Tratz, a Wittenberg-area barber for 42 years, said he's not a member of the parish and has encountered Carroll only at funerals but is disturbed by the idea that a sex abuse allegation against a priest has hit his community.

"We're hearing about it all the time," Tratz said. "It's a sad situation."

But he cautioned that people should not assume the allegation is true. And he worried that the misconduct charges will draw unwanted attention to Wittenberg.

"It doesn't do any community any good," he said. "What little I know of the guy, he's a fine man."

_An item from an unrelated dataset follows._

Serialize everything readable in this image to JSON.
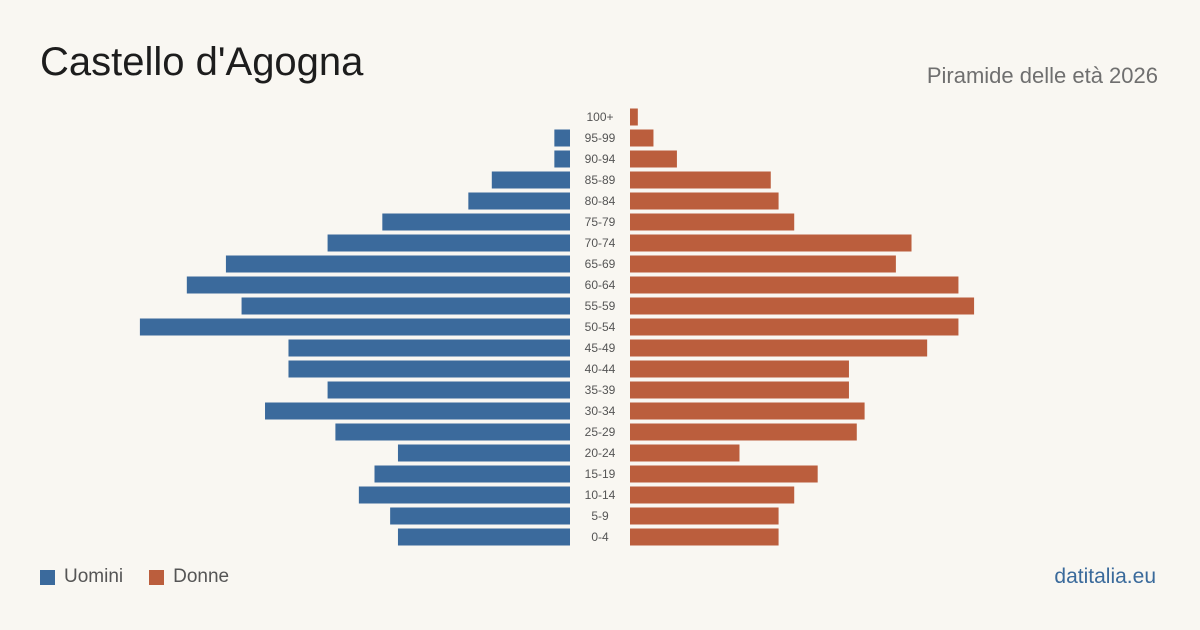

Nobody answered the door late Monday morning at the rectory next to the church. Two people who were in the rectory garage declined to be interviewed and said they did not know where Carroll had gone. As a condition of his suspension, the diocese will not provide his housing.

Diocesan officials said Sunday they will release more information today on the investigation into the allegations.

The Carroll file

The Rev. Michael Carroll, suspended Friday from his assignment serving Catholic churches in Wittenberg, Tigerton and Marion, grew up in Appleton, the last of seven children.

Now 57, he attended Sacred Heart Seminary in Oneida, then the St. Paul Seminary in St. Paul, Minn. After his 1970 ordination in Appleton, he was appointed as an instructor and chaplain at Lourdes High School in Oshkosh. In 1976 he was made director of religious education and chaplain of Catholic Central High School in Marinette.

Carroll became the first full-time director of the youth program in the Green Bay Diocese in 1979 and duties as a part-time chaplain in the program were added in early 1982.

No details of assignments after that were available Monday from the Diocese of Green Bay.